Fig. 3. A diagram of the “Diploid shuffle” method for generating temperature sensitive alleles

(A.) Genomic DNA containing YFG and its 5′ and 3′ regions is used as the template for PCR mutagenesis. Two black horizontal arrows represent the gene-specific primers used. The mutagenized PCR products are cloned into the vector SB221+Topo-TA (mutations are represented by black stars). The Topo-TA cloning site is represented by a black T, the A overhang protruding from the PCR product is represented by a black A. Left gray bar represents the 5′ half of the KanMX selectable marker (Kan), the right gray bar represents the other half of the KanMX selectable marker (MX). The NotI restriction sites are indicated by 2 diagonal black arrows. (B.) The product of the cloning step is a library of a mutagenized YFEG. The library is then transformed into E. coli, and digested with NotI to release linear fragments (following DNA purification). (C.) The linearized library is transformed into the corresponding heterozygous diploid strain. Bars that flank the KanMX knockout represent the two Barcodes. (D.) Heterozygous diploid transformants are sporulated (following meiosis), and MATa Ura⁺ haploids spores are selected on haploid selective medium at 25°C. (E.) Selection of temperature sensitive candidates following the replica plating and incubating at 25°C C and 37°C. Back arrows identify a potential Ts allele.
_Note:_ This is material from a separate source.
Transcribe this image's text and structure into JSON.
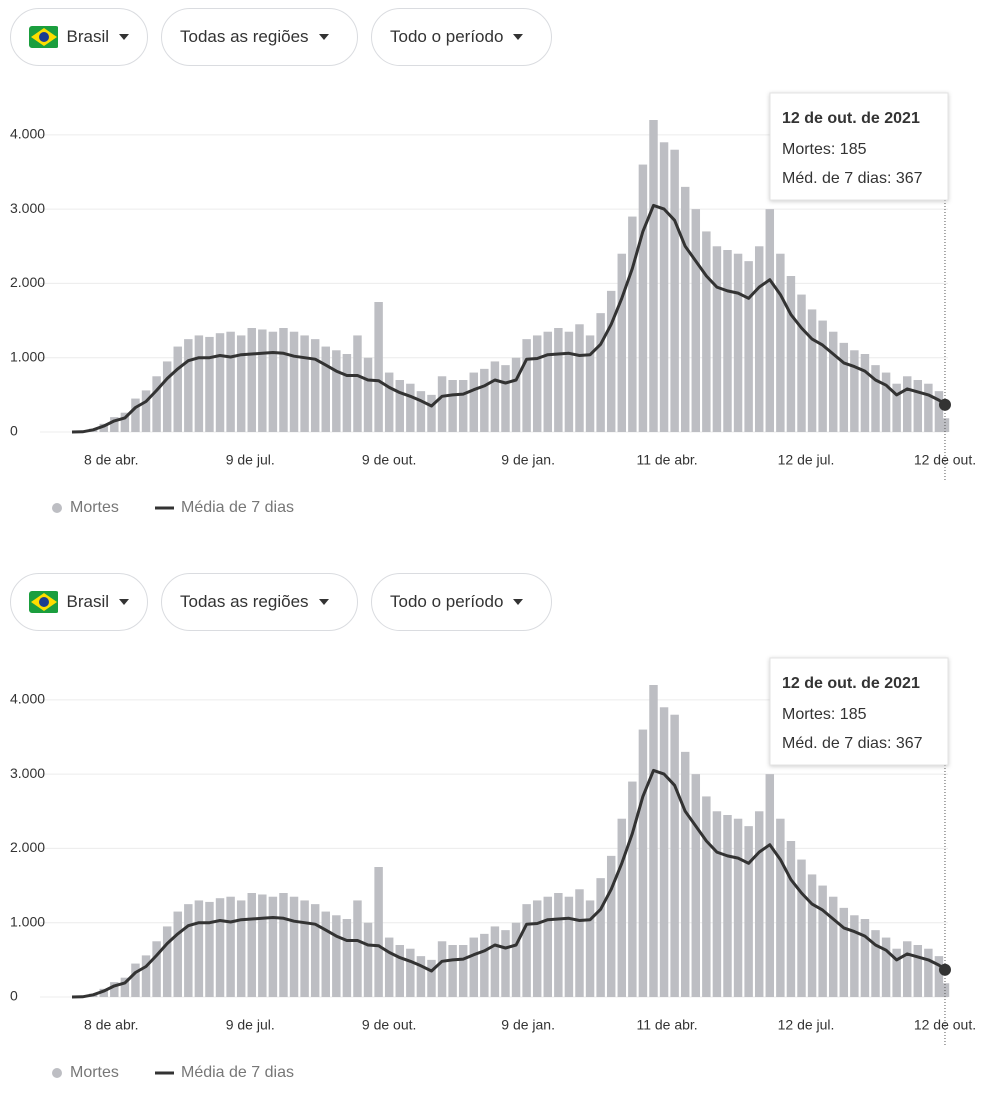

Fig. 4. Allele transfer-out

Unless otherwise stated, all the symbols are as in Fig. 3 (A.) In this specific example, genomic DNA containing a Ts allele that was generated by the diploid shuffle method PCR amplified. Two black arrows represent the primers used for amplification. These primers are specific to the 5′ and 3′ regions of YFG in the recipient strain. They are also external to the two primers originally used to generate the Ts allele in the donor strain (represented by two broken arrows). (B.) The PCR product is transformed to the strain of interest. The specific example shows allele transfer to a haploid strain. However, it may be desirable to transfer the allele to a diploid strain first, followed by sporulation and tetrad dissection, if the Ts allele being transferred is inviable in the specific genetic context of interest. The Ts allele replaces the wild-type YFG by homologous recombination (represented by dashed lines) and give rise to Ura⁺ transformants (indicated by the Ts phenotype).

Fig. 5. Testing the Topo-TA cloning efficiency in SB221

Unless otherwise stated, all the symbols are as in Fig. 3 (A.) The SB221 vector is made up of the URA3 gene flanked by a fragment containing the TEF promoter plus half of the KanMX gene (Kan), and another fragment containing the other half of the KanMX gene and the TEF terminator (Mx). This 2.7kb fragment can be excised from the 2.5kb backbone by restriction digestion with NotI. (B.) Restriction digest with NotI following a successful Topo-TA cloning reaction is indicated by the 2.5kb backbone and a band shift of the 2.7kb fragment, in accordance with the insert size.